Because of so many people coming in and out of Rwanda as refugees it is hard to know exactly how many were killed but most experts believe the total was around 800,000 people. This includes about 750,000 Tutsis and approximately 50,000 Hutus who did not support the genocide and the killings. It is believed that only about 130,000 Tutsis survived the massacres. In February 2002, the Rwandan government released the results of the first major census that tried to establish the number of people killed in the genocide. It found that 1,074,017 people -- approximately one-seventh of the total population -- were murdered, with Tutsis accounting for 94 percent of the victims.

Who was responsible?

In Rwanda, some 120,000 people were jailed on allegations of participation in the genocide, and thousands died in the brutal and unsanitary conditions of the jails. As of April 2000, some 2,500 people had been tried in court, with about 300 of them receiving death sentences.

Controversy has raged since 1994 over the role of foreign governments and the United Nations in allowing the genocide to proceed. Some people blame the U.N. for not doing anything to help the Tutsis. During the early weeks of slaughter international leaders refused use the word "genocide," as if avoiding the term could eliminate the obligation to confront the crime. Instead they called it a civil war.
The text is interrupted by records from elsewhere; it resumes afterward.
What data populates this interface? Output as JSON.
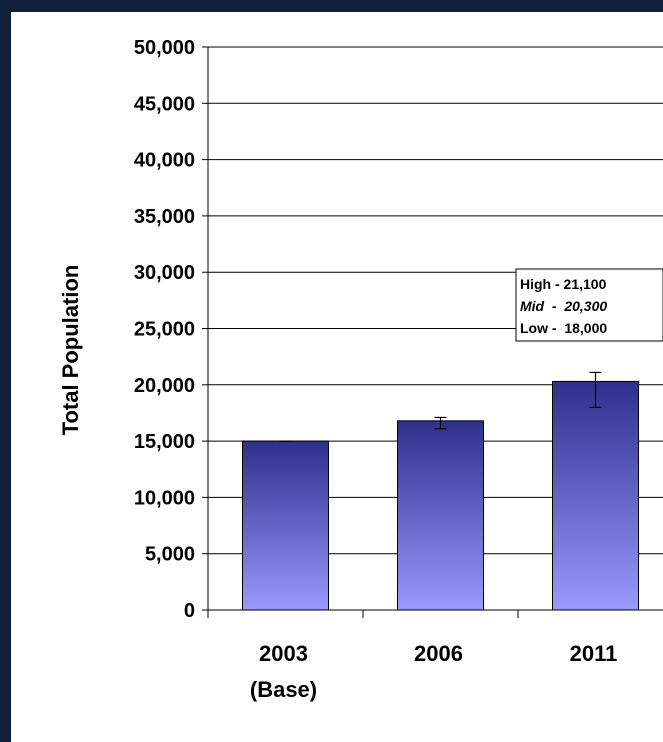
{
  "chart_data": {
    "type": "bar",
    "categories": [
      "2003",
      "2006",
      "2011"
    ],
    "category_sublabels": [
      "(Base)",
      "",
      ""
    ],
    "values": [
      15000,
      16800,
      20300
    ],
    "error_bars": [
      {
        "low": 15000,
        "high": 15000
      },
      {
        "low": 16100,
        "high": 17100
      },
      {
        "low": 18000,
        "high": 21100
      }
    ],
    "ylabel": "Total Population",
    "xlabel": "",
    "ylim": [
      0,
      50000
    ],
    "yticks": [
      "0",
      "5,000",
      "10,000",
      "15,000",
      "20,000",
      "25,000",
      "30,000",
      "35,000",
      "40,000",
      "45,000",
      "50,000"
    ],
    "ytick_values": [
      0,
      5000,
      10000,
      15000,
      20000,
      25000,
      30000,
      35000,
      40000,
      45000,
      50000
    ],
    "grid": true,
    "bar_gradient": {
      "top": "#2f2f8c",
      "bottom": "#9999ff"
    },
    "annotation": {
      "lines": [
        "High - 21,100",
        "Mid  -  20,300",
        "Low -  18,000"
      ]
    }
  }
}
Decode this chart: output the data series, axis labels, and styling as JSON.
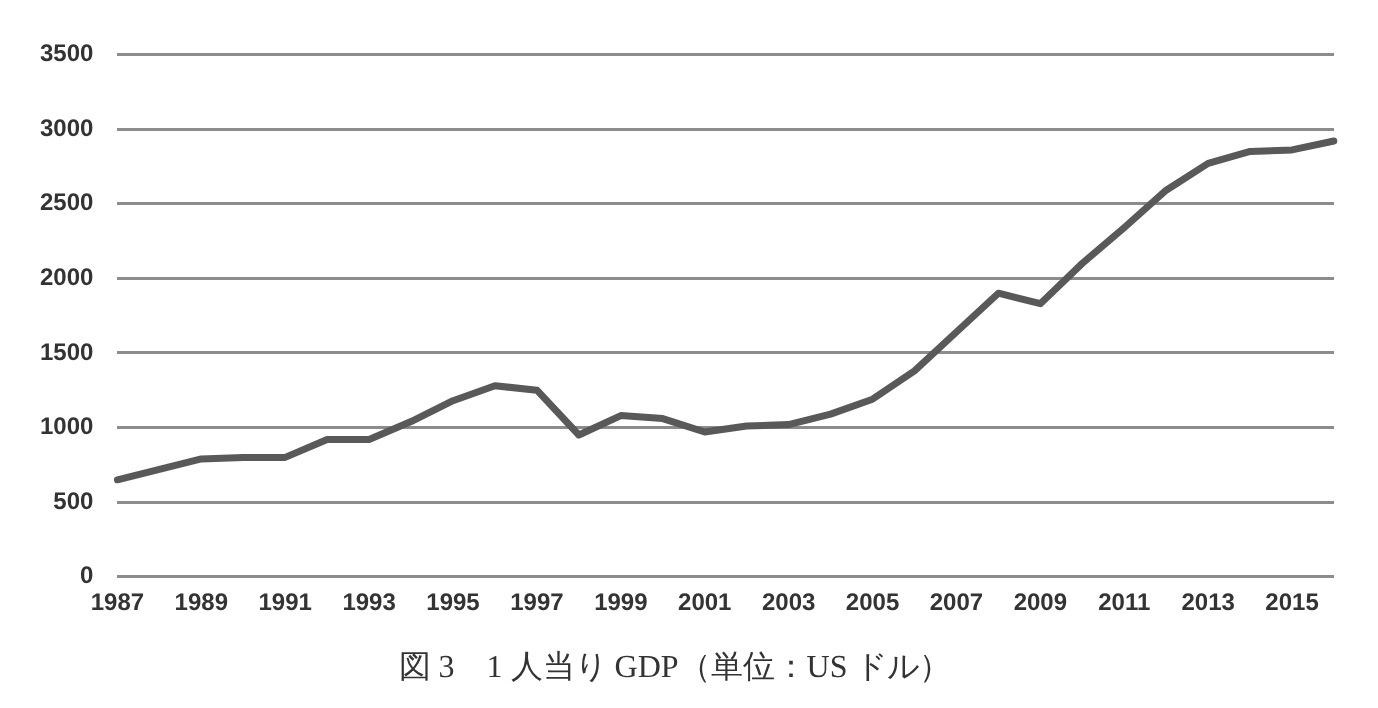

The major international actors -- policymakers in Belgium, the U.S., France, and the U.N. -- all understood how serious the crisis was but did not take action. Even if they could not have predicted the massive toll that the slaughter would eventually take, they were aware that the killings had started. They could have used their own national troops or UN troops or a combined force to confront the killers and immediately save lives. Instead they focused only on evacuating their own citizens, but they refused any joint military intervention to save Rwandan lives.

The scars of the genocide will remain with Rwandans for generations, and may yet provoke another round of mass killing or another civil war. Rwanda's economy remains badly damaged, with little hope of a quick recovery. Many Tutsis still believe that the only way to ensure their survival is to repress the Hutus. Many Hutus who did not participate in the killings believe they have been proclaimed guilty by association and that no one cares about their past and current sufferings under the current Tutsi-led government. Extremists on both sides retain the belief that the only solution is the annihilation of the other. These groups are preparing for a future struggle, one that could include another wave of mass slaughter.